Critique. Les acteurs et chanteurs Gérard Darmon et Marc Lavoine publient chacun le récit de leur relation à leur père.
Le cœur des hommes est un mystère insondable que parfois un coup de larmes dévoile. A 66 et 52 ans, Gérard Darmon et Marc Lavoine, vieux orphelins que la peur d’oublier le passé avant de l’avoir compris fait frémir, racontent avec une douce impudeur l’homme dont ils sont issus. Tout commence par la mort du père.
«Quand mon père est mort, je n’étais pas là», se souvient Gérard. «Dans le cimetière de Wissous, près des pistes d’Orly (…) le cercueil de mon père est jonché de fleurs blanches», raconte Marc dans L’homme qui ment. Au bras de sa mère, il enterre son père Lucien. Dans une voiture à l’extérieur du cimetière, Catherine, la deuxième femme de son père, interdite d’enterrement.

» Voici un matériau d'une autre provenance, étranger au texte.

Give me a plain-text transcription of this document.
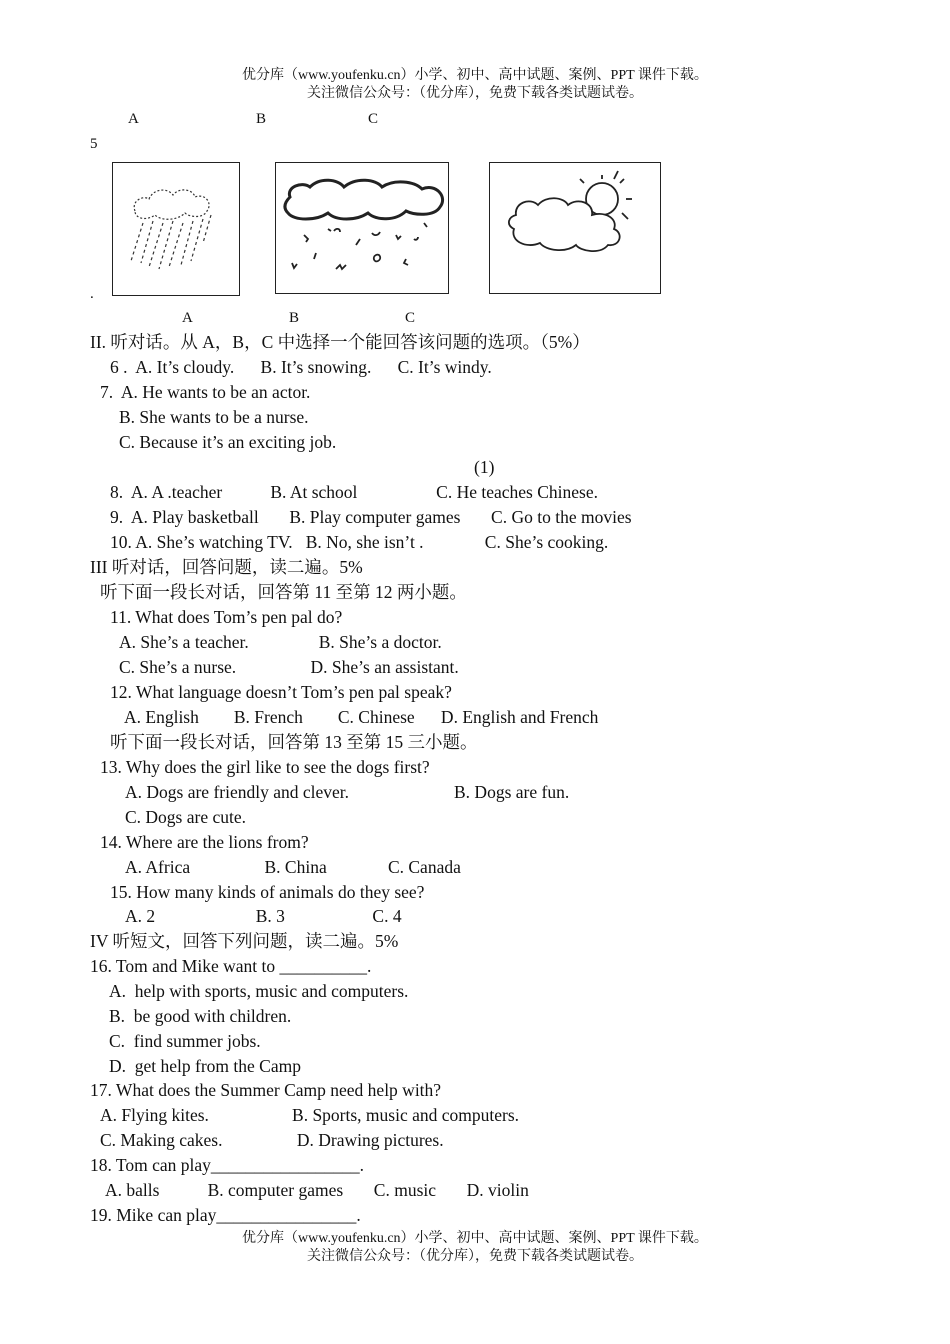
优分库（www.youfenku.cn）小学、初中、高中试题、案例、PPT 课件下载。
关注微信公众号：（优分库），免费下载各类试题试卷。
A	B	C
5
.
A	B	C
II. 听对话。从 A，B，C 中选择一个能回答该问题的选项。（5%）
6 .  A. It’s cloudy.      B. It’s snowing.      C. It’s windy.
7.  A. He wants to be an actor.
B. She wants to be a nurse.
C. Because it’s an exciting job.
(1)
8.  A. A .teacher           B. At school                  C. He teaches Chinese.
9.  A. Play basketball       B. Play computer games       C. Go to the movies
10. A. She’s watching TV.   B. No, she isn’t .              C. She’s cooking.
III 听对话，回答问题，读二遍。5%
听下面一段长对话，回答第 11 至第 12 两小题。
11. What does Tom’s pen pal do?
A. She’s a teacher.                B. She’s a doctor.
C. She’s a nurse.                 D. She’s an assistant.
12. What language doesn’t Tom’s pen pal speak?
A. English        B. French        C. Chinese      D. English and French
听下面一段长对话，回答第 13 至第 15 三小题。
13. Why does the girl like to see the dogs first?
A. Dogs are friendly and clever.                        B. Dogs are fun.
C. Dogs are cute.
14. Where are the lions from?
A. Africa                 B. China              C. Canada
15. How many kinds of animals do they see?
A. 2                       B. 3                    C. 4
IV 听短文，回答下列问题，读二遍。5%
16. Tom and Mike want to __________.
A.  help with sports, music and computers.
B.  be good with children.
C.  find summer jobs.
D.  get help from the Camp
17. What does the Summer Camp need help with?
A. Flying kites.                   B. Sports, music and computers.
C. Making cakes.                 D. Drawing pictures.
18. Tom can play_________________.
A. balls           B. computer games       C. music       D. violin
19. Mike can play________________.
优分库（www.youfenku.cn）小学、初中、高中试题、案例、PPT 课件下载。
关注微信公众号：（优分库），免费下载各类试题试卷。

Devant la tombe, Géromie, troisième femme officielle de Lulu
. Sur le cercueil, une couronne du Parti communiste français. Le résumé d’une vie passée à courir après la justice et les femmes, récoltant quelques lauriers, un peu de reconnaissance, beaucoup d’amour, deux divorces et pas mal de désillusions.
Marc est né garçon alors que sa mère voulait une fille. Elle met cinq jours à demander à voir son fils. S’ensuit pourtant une douce enfance en banlieue dans les années 60, «près de champs de pommes de terre et des avions qui décollent».

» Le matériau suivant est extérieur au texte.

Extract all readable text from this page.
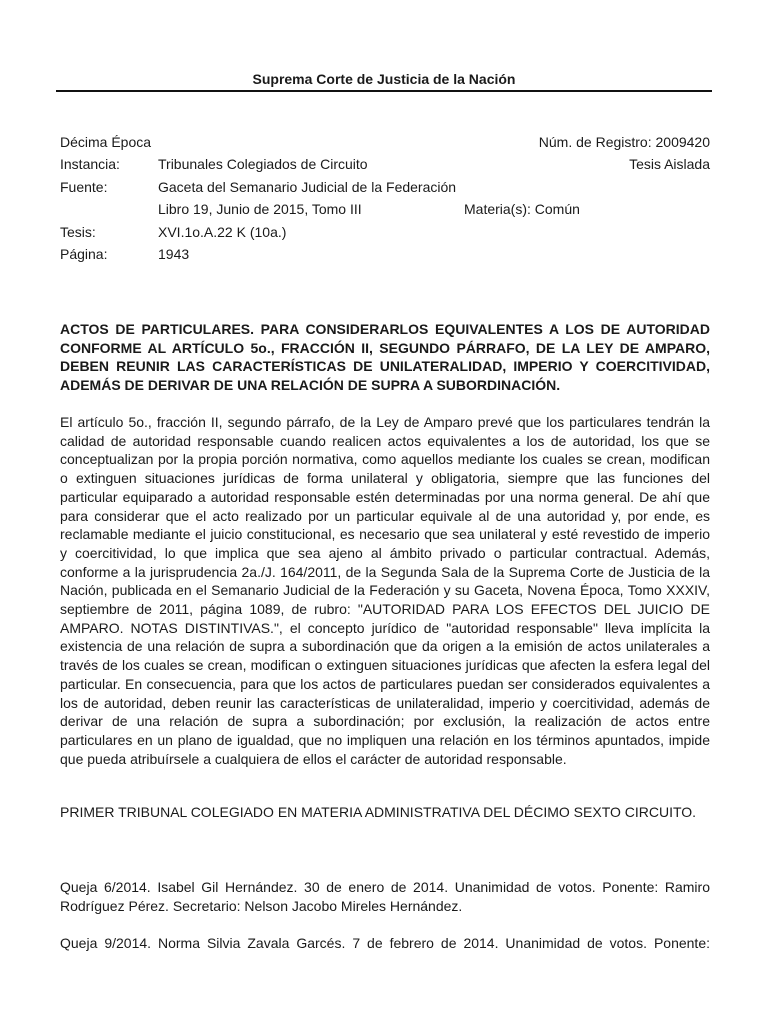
Suprema Corte de Justicia de la Nación
Décima Época	Núm. de Registro: 2009420
Instancia:	Tribunales Colegiados de Circuito	Tesis Aislada
Fuente:	Gaceta del Semanario Judicial de la Federación
Libro 19, Junio de 2015, Tomo III	Materia(s): Común
Tesis:	XVI.1o.A.22 K (10a.)
Página:	1943
ACTOS DE PARTICULARES. PARA CONSIDERARLOS EQUIVALENTES A LOS DE AUTORIDAD CONFORME AL ARTÍCULO 5o., FRACCIÓN II, SEGUNDO PÁRRAFO, DE LA LEY DE AMPARO, DEBEN REUNIR LAS CARACTERÍSTICAS DE UNILATERALIDAD, IMPERIO Y COERCITIVIDAD, ADEMÁS DE DERIVAR DE UNA RELACIÓN DE SUPRA A SUBORDINACIÓN.
El artículo 5o., fracción II, segundo párrafo, de la Ley de Amparo prevé que los particulares tendrán la calidad de autoridad responsable cuando realicen actos equivalentes a los de autoridad, los que se conceptualizan por la propia porción normativa, como aquellos mediante los cuales se crean, modifican o extinguen situaciones jurídicas de forma unilateral y obligatoria, siempre que las funciones del particular equiparado a autoridad responsable estén determinadas por una norma general. De ahí que para considerar que el acto realizado por un particular equivale al de una autoridad y, por ende, es reclamable mediante el juicio constitucional, es necesario que sea unilateral y esté revestido de imperio y coercitividad, lo que implica que sea ajeno al ámbito privado o particular contractual. Además, conforme a la jurisprudencia 2a./J. 164/2011, de la Segunda Sala de la Suprema Corte de Justicia de la Nación, publicada en el Semanario Judicial de la Federación y su Gaceta, Novena Época, Tomo XXXIV, septiembre de 2011, página 1089, de rubro: "AUTORIDAD PARA LOS EFECTOS DEL JUICIO DE AMPARO. NOTAS DISTINTIVAS.", el concepto jurídico de "autoridad responsable" lleva implícita la existencia de una relación de supra a subordinación que da origen a la emisión de actos unilaterales a través de los cuales se crean, modifican o extinguen situaciones jurídicas que afecten la esfera legal del particular. En consecuencia, para que los actos de particulares puedan ser considerados equivalentes a los de autoridad, deben reunir las características de unilateralidad, imperio y coercitividad, además de derivar de una relación de supra a subordinación; por exclusión, la realización de actos entre particulares en un plano de igualdad, que no impliquen una relación en los términos apuntados, impide que pueda atribuírsele a cualquiera de ellos el carácter de autoridad responsable.
PRIMER TRIBUNAL COLEGIADO EN MATERIA ADMINISTRATIVA DEL DÉCIMO SEXTO CIRCUITO.
Queja 6/2014. Isabel Gil Hernández. 30 de enero de 2014. Unanimidad de votos. Ponente: Ramiro Rodríguez Pérez. Secretario: Nelson Jacobo Mireles Hernández.
Queja 9/2014. Norma Silvia Zavala Garcés. 7 de febrero de 2014. Unanimidad de votos. Ponente:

Le père est employé à la poste, syndicaliste, communiste, passionné de jazz, meurtri par la guerre d’Algérie, beau, drôle, séducteur compulsif. La mère secrétaire, délicate, aimante, dévouée, triste. Peu à peu, Marc et son frère sont dans la confidence de leur père «sans avoir rien demandé», héritant d’un secret de famille trop lourd à porter. Alors Marc sort taper dans un ballon de foot, écrit de la poésie et puis décide d’être acteur, à 16 ans, et quitte la maison avant d’avoir à assister à l’affrontement entre ses parents.
Lorsque son père meurt, «tout un pan de l’univers sombre» pour Gérard Darmon, «avec ses souvenirs, ses regrets, ses nostalgies, ses erreurs, ses bonheurs, ses personnages, ses décors». C’est que le destin de son père est opaque, et l’album photo que feuillette Gérard est jauni. Et tant de noms ont disparu.
Henri Messaoud Darmon est né en Algérie en 1910, il portait un borsalino, possédait une carte de combattant de la République française, est mort en banlieue à l’âge de 86 ans, neuf mois après sa femme. Juif pied-noir, spahi, il était arrivé d’Oran en 1937, s’est imposé dans le milieu de la Bastille sous le nom Riquet de la Bastille, avant de se lancer dans le commerce de vin et d’épouser une jeune Oranaise dans un mariage arrangé qui les rendra malheureux tous les deux.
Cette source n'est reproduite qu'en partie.